Project Page: http://ronghanghu.com/text_obj_retrieval

Installation

  1. Download this repository or clone with Git, and then cd into the root directory of the repository.
  2. Run ./external/download_caffe.sh to download the SCRC Caffe version for this experiment. It will be downloaded and unzipped into external/caffe-natural-language-object-retrieval. This version is modified from the Caffe LRCN implementation.
  3. Build the SCRC Caffe version in external/caffe-natural-language-object-retrieval, following the Caffe installation instruction. Remember to also build pycaffe.

SCRC demo

  1. Download the pretrained models with ./models/download_trained_models.sh.
  2. Run the SCRC demo in ./demo/retrieval_demo.ipynb with Jupyter Notebook (IPython Notebook).

Image

Train and evaluate SCRC model on ReferIt Dataset

  1. Download the ReferIt dataset: ./datasets/download_referit_dataset.sh.
  2. Download pre-extracted EdgeBox proposals: ./data/download_edgebox_proposals.sh.
  3. You may need to add the SRCR root directory to Python's module path: export PYTHONPATH=.:$PYTHONPATH.
  4. Preprocess the ReferIt dataset to generate metadata needed for training and evaluation: python ./exp-referit/preprocess_dataset.py.
  5. Cache the scene-level contextual features to disk: python ./exp-referit/cache_referit_context_features.py.
  6. Build training image lists and HDF5 batches: python ./exp-referit/cache_referit_training_batches.py.
  7. Initialize the model parameters and train with SGD: python ./exp-referit/initialize_weights_scrc_full.py && ./exp-referit/train_scrc_full_on_referit.sh.
  8. Evaluate the trained model: python ./exp-referit/test_scrc_on_referit.py.

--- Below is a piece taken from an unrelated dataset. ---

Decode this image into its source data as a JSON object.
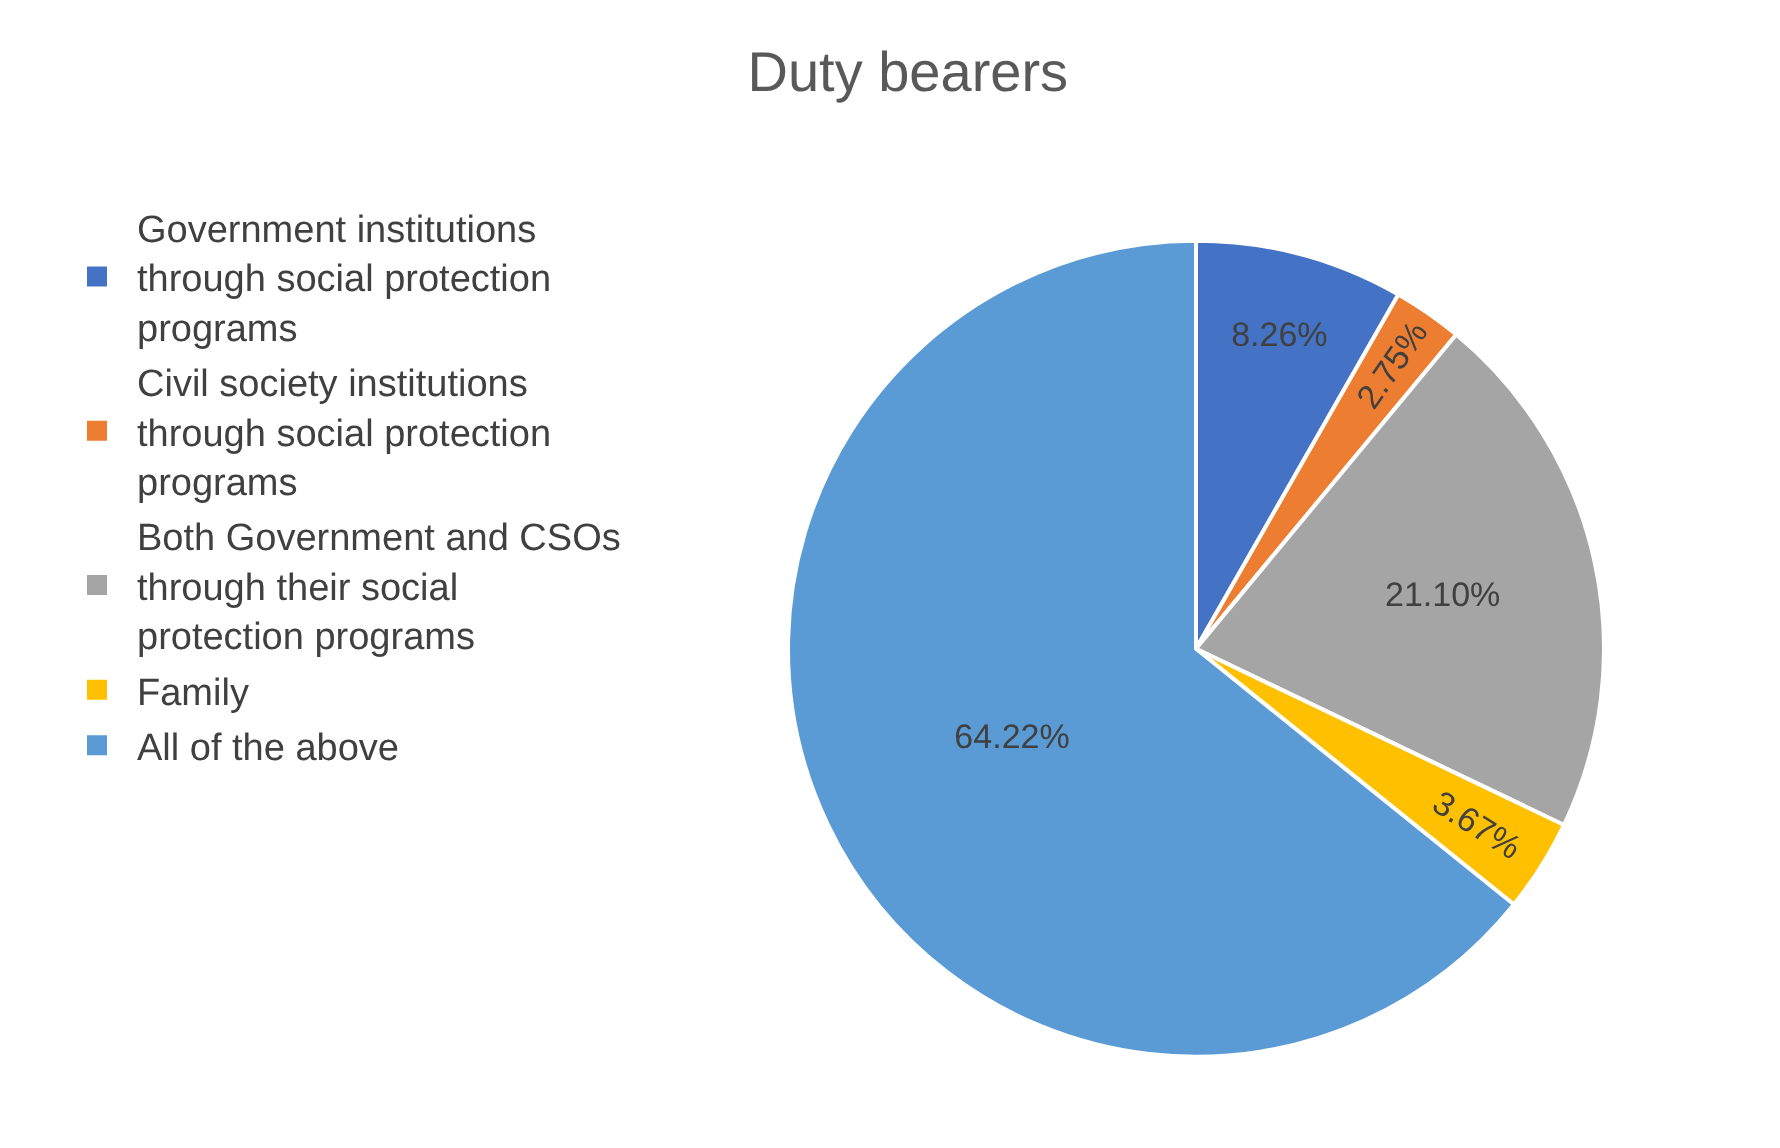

Optionally, you may also train a SCRC version without contextual feature, using python ./exp-referit/initialize_weights_scrc_no_context.py && ./exp-referit/train_scrc_no_context_on_referit.sh.

Train and evaluate SCRC model on Kitchen Dataset

  1. Download the Kitchen dataset: ./datasets/download_kitchen_dataset.sh.
  2. You may need to add the SRCR root directory to Python's module path: export PYTHONPATH=.:$PYTHONPATH.
  3. Build training image lists and HDF5 batches: python exp-kitchen/cache_kitchen_training_batches.py.
  4. Train with SGD: ./exp-kitchen/train_scrc_kitchen.sh.
  5. Evaluate the trained model: python exp-kitchen/test_scrc_on_kitchen.py.